Company R and [Seller] were obliged to perform the refinement for four years according to Art 2 of the refinement contract. [Seller] had been included in the contract due to Yugoslavian law as Company R did not hold an export license. [Seller] was hence liable to perform under Art. 2 of the refinement contract. This is in conformity with Art. 3 which states that [Seller] was responsible for the complete foreign trade activity. [Seller] is hence at least obliged to deliver the refined products. It has failed to prove an impediment beyond its control causing its failure to perform its obligation. Hence, [Seller] can be held liable for damages. These damages can be set-off against the [Seller]'s claim for the purchase price.

A novation as alleged by [Seller] is not present. A novation consists of a change of a contractual obligation without a change of the contractual partners.

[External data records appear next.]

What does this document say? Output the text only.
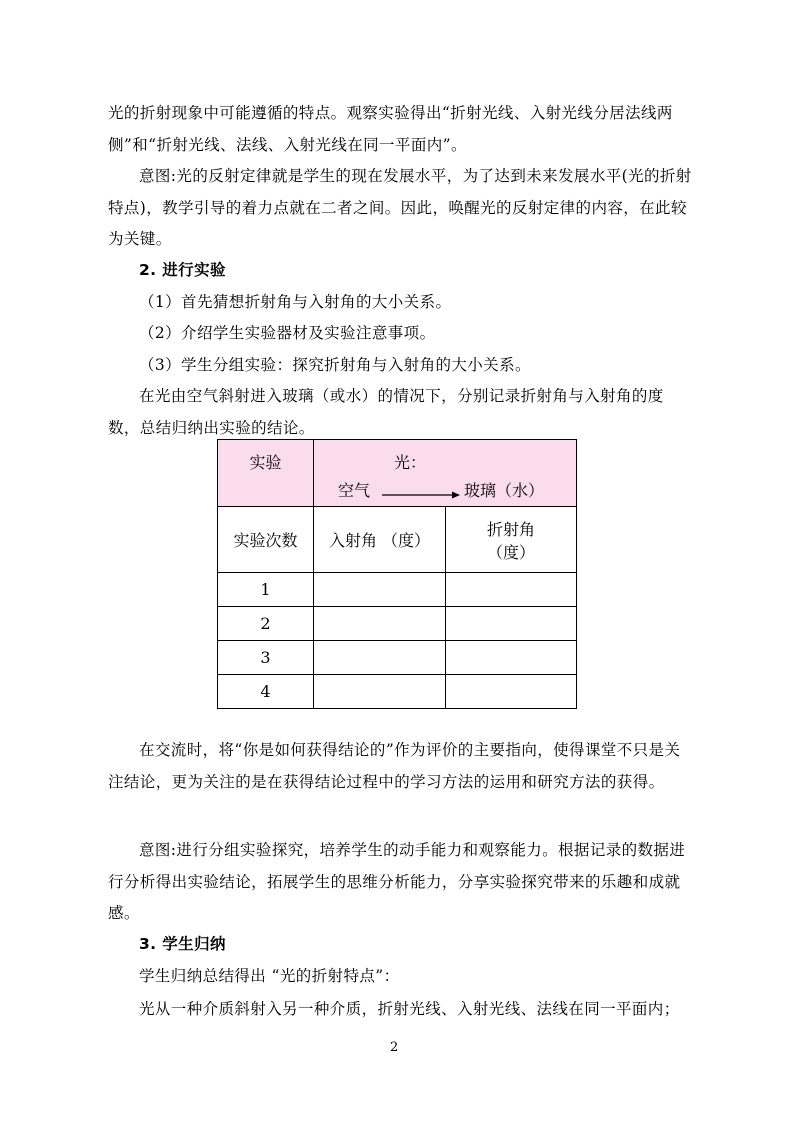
光的折射现象中可能遵循的特点。观察实验得出“折射光线、入射光线分居法线两侧”和“折射光线、法线、入射光线在同一平面内”。

意图:光的反射定律就是学生的现在发展水平，为了达到未来发展水平(光的折射特点)，教学引导的着力点就在二者之间。因此，唤醒光的反射定律的内容，在此较为关键。

2. 进行实验

（1）首先猜想折射角与入射角的大小关系。

（2）介绍学生实验器材及实验注意事项。

（3）学生分组实验：探究折射角与入射角的大小关系。

在光由空气斜射进入玻璃（或水）的情况下，分别记录折射角与入射角的度数，总结归纳出实验的结论。

实验	光：
空气 玻璃（水）	

实验次数	入射角 （度）	折射角
（度）

1		
2		
3		
4		

在交流时，将“你是如何获得结论的”作为评价的主要指向，使得课堂不只是关注结论，更为关注的是在获得结论过程中的学习方法的运用和研究方法的获得。

意图:进行分组实验探究，培养学生的动手能力和观察能力。根据记录的数据进行分析得出实验结论，拓展学生的思维分析能力，分享实验探究带来的乐趣和成就感。

3. 学生归纳

学生归纳总结得出 “光的折射特点”：

光从一种介质斜射入另一种介质，折射光线、入射光线、法线在同一平面内；

2
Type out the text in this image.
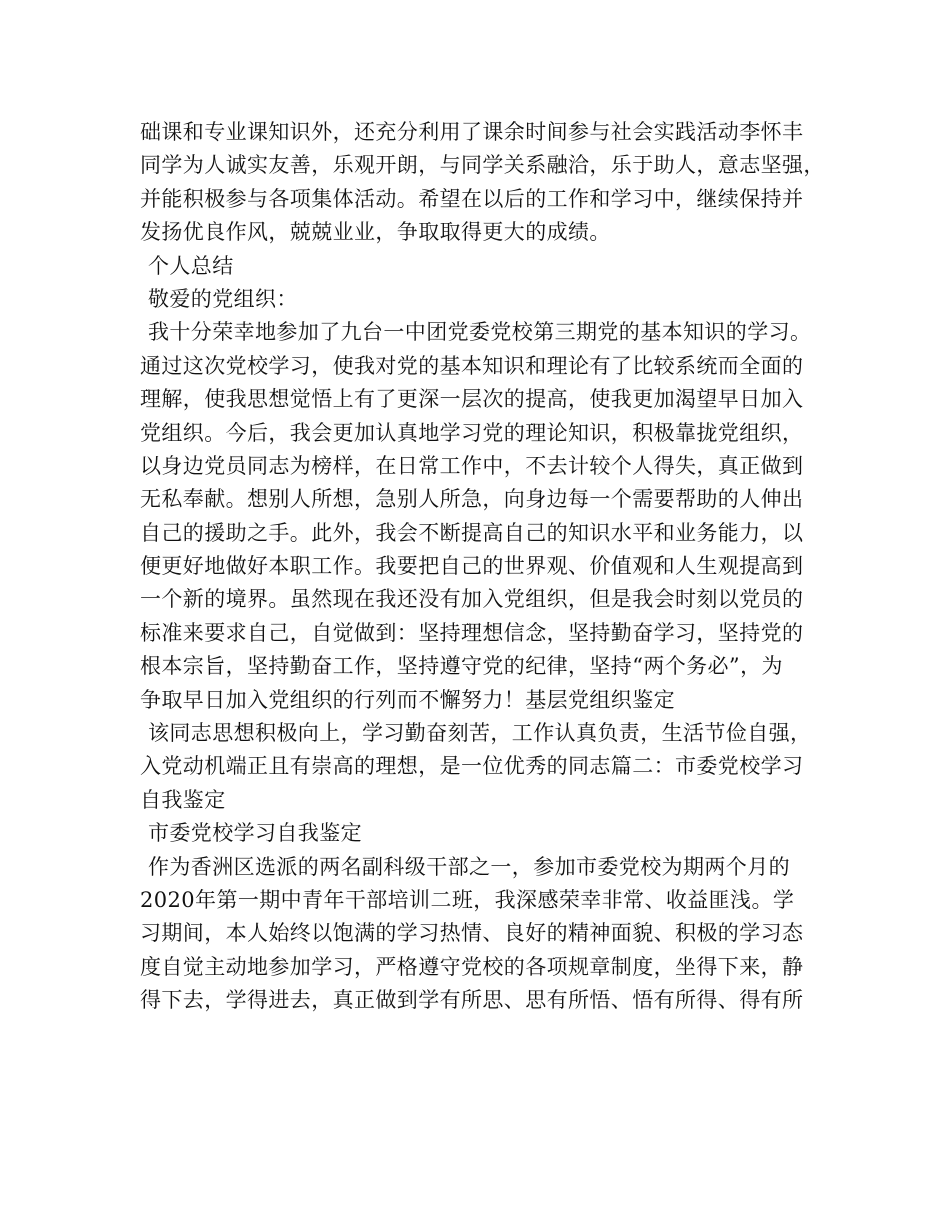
础课和专业课知识外，还充分利用了课余时间参与社会实践活动李怀丰
同学为人诚实友善，乐观开朗，与同学关系融洽，乐于助人，意志坚强，
并能积极参与各项集体活动。希望在以后的工作和学习中，继续保持并
发扬优良作风，兢兢业业，争取取得更大的成绩。
个人总结
敬爱的党组织：
我十分荣幸地参加了九台一中团党委党校第三期党的基本知识的学习。
通过这次党校学习，使我对党的基本知识和理论有了比较系统而全面的
理解，使我思想觉悟上有了更深一层次的提高，使我更加渴望早日加入
党组织。今后，我会更加认真地学习党的理论知识，积极靠拢党组织，
以身边党员同志为榜样，在日常工作中，不去计较个人得失，真正做到
无私奉献。想别人所想，急别人所急，向身边每一个需要帮助的人伸出
自己的援助之手。此外，我会不断提高自己的知识水平和业务能力，以
便更好地做好本职工作。我要把自己的世界观、价值观和人生观提高到
一个新的境界。虽然现在我还没有加入党组织，但是我会时刻以党员的
标准来要求自己，自觉做到：坚持理想信念，坚持勤奋学习，坚持党的
根本宗旨，坚持勤奋工作，坚持遵守党的纪律，坚持“两个务必”，为
争取早日加入党组织的行列而不懈努力！基层党组织鉴定
该同志思想积极向上，学习勤奋刻苦，工作认真负责，生活节俭自强，
入党动机端正且有崇高的理想，是一位优秀的同志篇二：市委党校学习
自我鉴定
市委党校学习自我鉴定
作为香洲区选派的两名副科级干部之一，参加市委党校为期两个月的
2020年第一期中青年干部培训二班，我深感荣幸非常、收益匪浅。学
习期间，本人始终以饱满的学习热情、良好的精神面貌、积极的学习态
度自觉主动地参加学习，严格遵守党校的各项规章制度，坐得下来，静
得下去，学得进去，真正做到学有所思、思有所悟、悟有所得、得有所
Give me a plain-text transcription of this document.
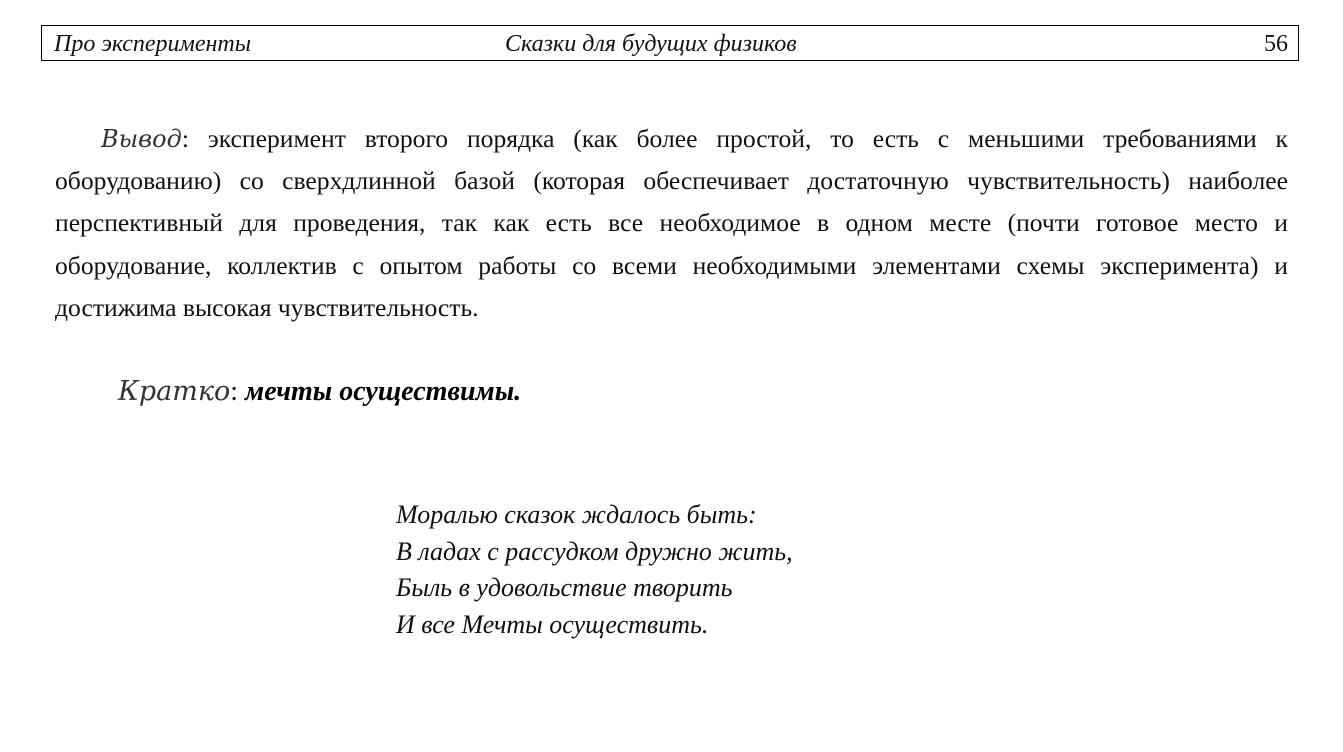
Про эксперименты	Сказки для будущих физиков	56
Вывод: эксперимент второго порядка (как более простой, то есть с меньшими требованиями к оборудованию) со сверхдлинной базой (которая обеспечивает достаточную чувствительность) наиболее перспективный для проведения, так как есть все необходимое в одном месте (почти готовое место и оборудование, коллектив с опытом работы со всеми необходимыми элементами схемы эксперимента) и достижима высокая чувствительность.
Кратко: мечты осуществимы.
Моралью сказок ждалось быть:
В ладах с рассудком дружно жить,
Быль в удовольствие творить
И все Мечты осуществить.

There is no proof fof a cession of the contract. The additional allegations of the [Seller] have not been substantiated as well. A separate judgment is not necessary and according to Art 391 (3) ZPO at the court's discretion.

As the value of the raw material has not been assessed yet, the appeal has to be dismissed.

The decision on costs is based on 52 ZPO [*].


* All translations should be verified by cross-checking against the original text. For purposes of this translation, Plaintiff of Yugoslavia is referred to as [Seller] and Defendant of Austria is referred to as [Buyer]. Amounts in the former currency of Austria (Austrian schillings) are indicated as [AUS].

Translator's note on other abbreviations: AußHG 1984 = Außenhandelsgesetz von 1984 [Austrian Code on External Trade of 1984]; BGBl = Bundesgesetzblatt [Austrian Federal Law Gazette]; IPRG = Bundesgesetz über das Internationale Privatrecht [Austrian Federal Code on the Conflict of Laws]; ZPO = Zivilprozessordnung [Austrian Code of Civil Procedure].

** Jan Henning Berg is a law student at the University of Osnabrück, Germany and participated in the 13th Willem C. Vis Moot with the team of the University of Osnabrück.

*** Daniel Nagel has been a law student at Heidelberg University since October 2002 and an exchange student at Leeds University in 2004/2005.